Il s’agit du risque de grossesse ectopique (grossesse dans les trompes, qui  pose un réel danger pour la vie de la mère) constatée chez certaines utilisatrices, et du « risque potentiel d’apparition d’une thromboembolie veineuse », outre les autres effets indésirables constatés d’après l’étude de l’utilisation du produit dans le monde depuis son arrivée sur le marché dans les années 1990.

La thromboembolie veineuse est une maladie dangereuse dans laquelle la formation d’un caillot de sang et sa migration peut aller jusqu’à bloquer une veine des poumons.

L’Agence, qui dépend du ministère de la Santé espagnol, souligne que le dosage administré dans le cadre d’une « contraception d’urgence » est inférieure au dosage total correspondant à une cycle de contraception horrmonale quotidienne, mais qu’on ne peut écarter ce risque de thromboembolie en cas d’usage non recommandé de la molécule, affirme La Razon. L’usage non recommandé, aux termes du document, est par exemple constitué par le recours « répété et fréquent » de la pilule du lendemain, ce qui ne peut en aucun cas être empêché ni surveillé dans le cadre de la vente libre et sans ordonnance. Aucun registre, aucune mesure administrative n’empêche l’achat répété de la pilule du lendemain.

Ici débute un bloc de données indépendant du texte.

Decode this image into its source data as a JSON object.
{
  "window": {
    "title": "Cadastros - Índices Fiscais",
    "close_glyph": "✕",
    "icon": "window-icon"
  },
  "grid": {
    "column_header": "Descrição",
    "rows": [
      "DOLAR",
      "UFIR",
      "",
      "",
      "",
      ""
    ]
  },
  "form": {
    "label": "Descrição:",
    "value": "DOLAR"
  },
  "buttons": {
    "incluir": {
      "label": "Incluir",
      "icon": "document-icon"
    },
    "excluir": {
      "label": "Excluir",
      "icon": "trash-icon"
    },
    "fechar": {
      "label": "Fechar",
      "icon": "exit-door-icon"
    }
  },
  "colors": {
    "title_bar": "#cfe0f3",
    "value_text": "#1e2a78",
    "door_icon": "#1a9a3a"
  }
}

Le document note la fréquence d’autres effets indésirables, moins dangereux : sur les 1.379 utilisatrices d’au moins une dose suivies, 426 ont eu des hémorragies (30.89 %), 189 des nausées (13.71 %), 184 ont expérimenté une fatigue (13,34 %), 183 une douleur du bas abdomen (13,27 %), 143 des céphalées (10,3 %), entre autres.

Le quotidien La Razon note la précipitation avec laquelle la mise en vente libre a néanmoins été décidée, soit cinq mois avant que l’Agence du médicament espagnole ne rende son rapport.

© leblogdejeannesmits.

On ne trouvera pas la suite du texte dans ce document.